Posted at 1:08 PM, Oct 26, 2017
and last updated 2017-10-26 20:38:56-04

KANSAS CITY, Kan. — Air pollution testing is underway at plant next to the UPS depot in KCK.

Several UPS workers told the 41 Action News Investigators in September their health is being negatively impacted by emissions coming from the ReConserve plant right next door to the UPS depot. 

ReConserve uses recycled food to make animal feed.

Last February, ReConserve Chief Operating Officer David Luskin signed a 10-page consent agreement with the Kansas Department of Health & Environment and KCK Unified Government.

As part of that deal, ReConserve agreed to -- and did -- install new equipment designed to significantly cut down on air pollution.

Potential fines for past violations were waived as part of the deal.

After the installation of that equipment last spring, testing is now underway to see if it actually works.

On Thursday morning, a man took a cherry picker lift to reach the top of the ReConserve plant while another man was making what appeared to be an adjustment along a catwalk near the top of the plant.

Air pollution testing was expected to take hours with monitors from both Kansas and Unified Government watching.

"We'd been having the complaints from their neighbors and from time to time, we had been seeing emission problems there," said Bruce Andersen of Unified Government.

In September, five UPS workers told the 41 Action News Investigators ReConserve pollution has caused them sinus and lung problems.

UPS driver Tim Larsen took the additional step of getting dust collecting on UPS trucks tested.

It was mostly wood dust.

Larsen said in September the installation of ReConserve's new pollution control equipment last spring has not helped.

"In the last month, it's gotten worse," Larsen said in September.

Past government testing has found problems with the type of air pollution causing ozone called "volatile organic compounds" or VOCs, but not wood dust.

Andersen thinks the wood dust might be coming from other nearby plants including a pallet company which closed a few months ago.
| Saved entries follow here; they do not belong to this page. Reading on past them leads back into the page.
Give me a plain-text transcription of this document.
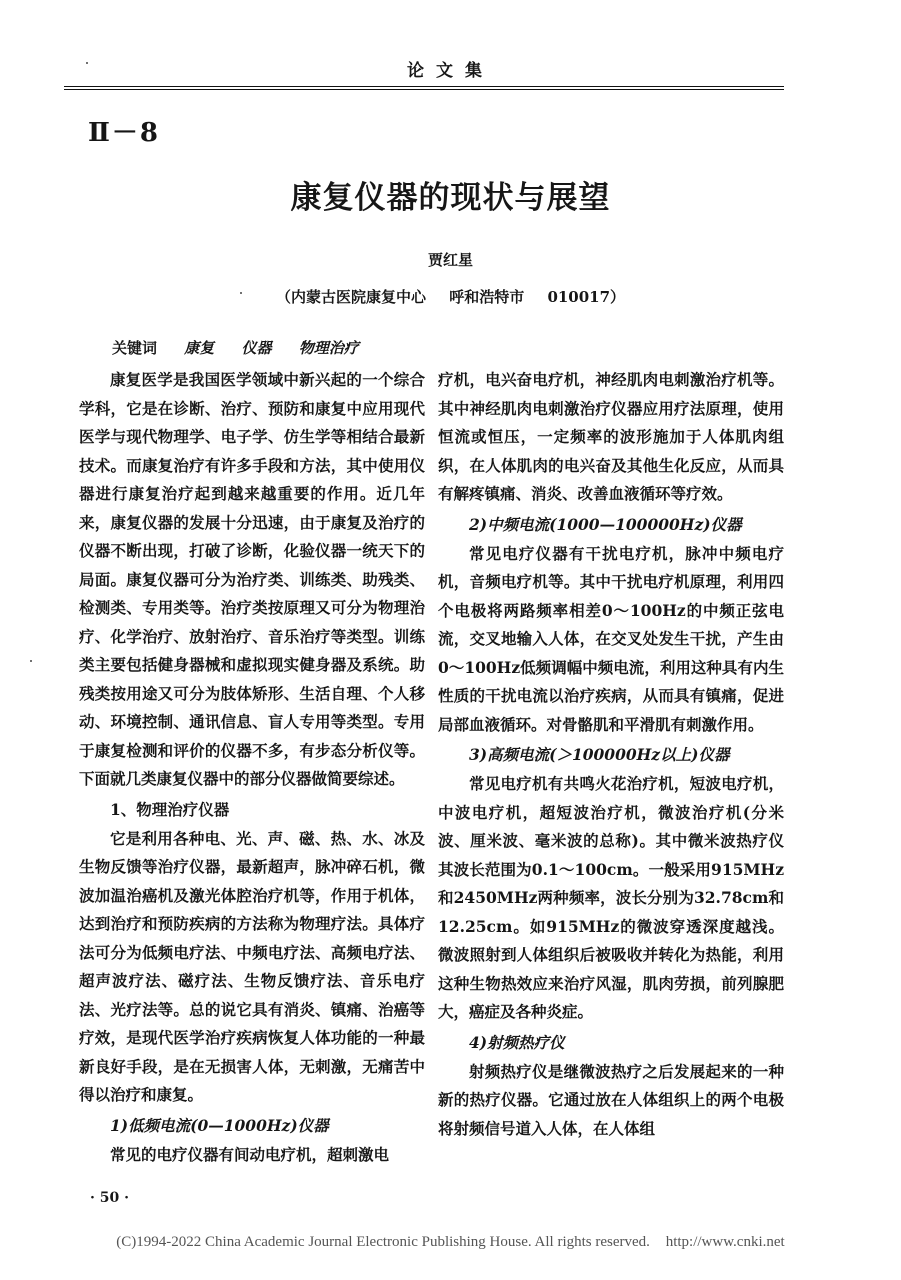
论文集
Ⅱ－8
康复仪器的现状与展望
贾红星
（内蒙古医院康复中心 呼和浩特市 010017）
关键词 康复 仪器 物理治疗

康复医学是我国医学领域中新兴起的一个综合学科，它是在诊断、治疗、预防和康复中应用现代医学与现代物理学、电子学、仿生学等相结合最新技术。而康复治疗有许多手段和方法，其中使用仪器进行康复治疗起到越来越重要的作用。近几年来，康复仪器的发展十分迅速，由于康复及治疗的仪器不断出现，打破了诊断，化验仪器一统天下的局面。康复仪器可分为治疗类、训练类、助残类、检测类、专用类等。治疗类按原理又可分为物理治疗、化学治疗、放射治疗、音乐治疗等类型。训练类主要包括健身器械和虚拟现实健身器及系统。助残类按用途又可分为肢体矫形、生活自理、个人移动、环境控制、通讯信息、盲人专用等类型。专用于康复检测和评价的仪器不多，有步态分析仪等。下面就几类康复仪器中的部分仪器做简要综述。

1、物理治疗仪器

它是利用各种电、光、声、磁、热、水、冰及生物反馈等治疗仪器，最新超声，脉冲碎石机，微波加温治癌机及激光体腔治疗机等，作用于机体，达到治疗和预防疾病的方法称为物理疗法。具体疗法可分为低频电疗法、中频电疗法、高频电疗法、超声波疗法、磁疗法、生物反馈疗法、音乐电疗法、光疗法等。总的说它具有消炎、镇痛、治癌等疗效，是现代医学治疗疾病恢复人体功能的一种最新良好手段，是在无损害人体，无刺激，无痛苦中得以治疗和康复。

1)低频电流(0—1000Hz)仪器

常见的电疗仪器有间动电疗机，超刺激电

疗机，电兴奋电疗机，神经肌肉电刺激治疗机等。其中神经肌肉电刺激治疗仪器应用疗法原理，使用恒流或恒压，一定频率的波形施加于人体肌肉组织，在人体肌肉的电兴奋及其他生化反应，从而具有解疼镇痛、消炎、改善血液循环等疗效。

2)中频电流(1000—100000Hz)仪器

常见电疗仪器有干扰电疗机，脉冲中频电疗机，音频电疗机等。其中干扰电疗机原理，利用四个电极将两路频率相差0～100Hz的中频正弦电流，交叉地输入人体，在交叉处发生干扰，产生由0～100Hz低频调幅中频电流，利用这种具有内生性质的干扰电流以治疗疾病，从而具有镇痛，促进局部血液循环。对骨骼肌和平滑肌有刺激作用。

3)高频电流(＞100000Hz以上)仪器

常见电疗机有共鸣火花治疗机，短波电疗机，中波电疗机，超短波治疗机，微波治疗机(分米波、厘米波、毫米波的总称)。其中微米波热疗仪其波长范围为0.1～100cm。一般采用915MHz和2450MHz两种频率，波长分别为32.78cm和12.25cm。如915MHz的微波穿透深度越浅。微波照射到人体组织后被吸收并转化为热能，利用这种生物热效应来治疗风湿，肌肉劳损，前列腺肥大，癌症及各种炎症。

4)射频热疗仪

射频热疗仪是继微波热疗之后发展起来的一种新的热疗仪器。它通过放在人体组织上的两个电极将射频信号道入人体，在人体组

· 50 ·
(C)1994-2022 China Academic Journal Electronic Publishing House. All rights reserved. http://www.cnki.net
But that plant would not account for the wood dust on UPS vehicles photographed in September.

He did not however discount the possibility the wood dust could be coming from ReConserve which he said has had past occasional issues with particulate or visible pollution like wood dust. 

"We do not want those people down there to be impacted by anything in the air," Andersen said.

Results from the testing on ReConserve's new air pollution control equipment are expected to be completed and available within about a month.

According to Andersen, that equipment cost $788,000 and is also expensive to run.

As part of ReConserve's consent agreement with the government, the company can be fined if pollution exceeds agreed to limits.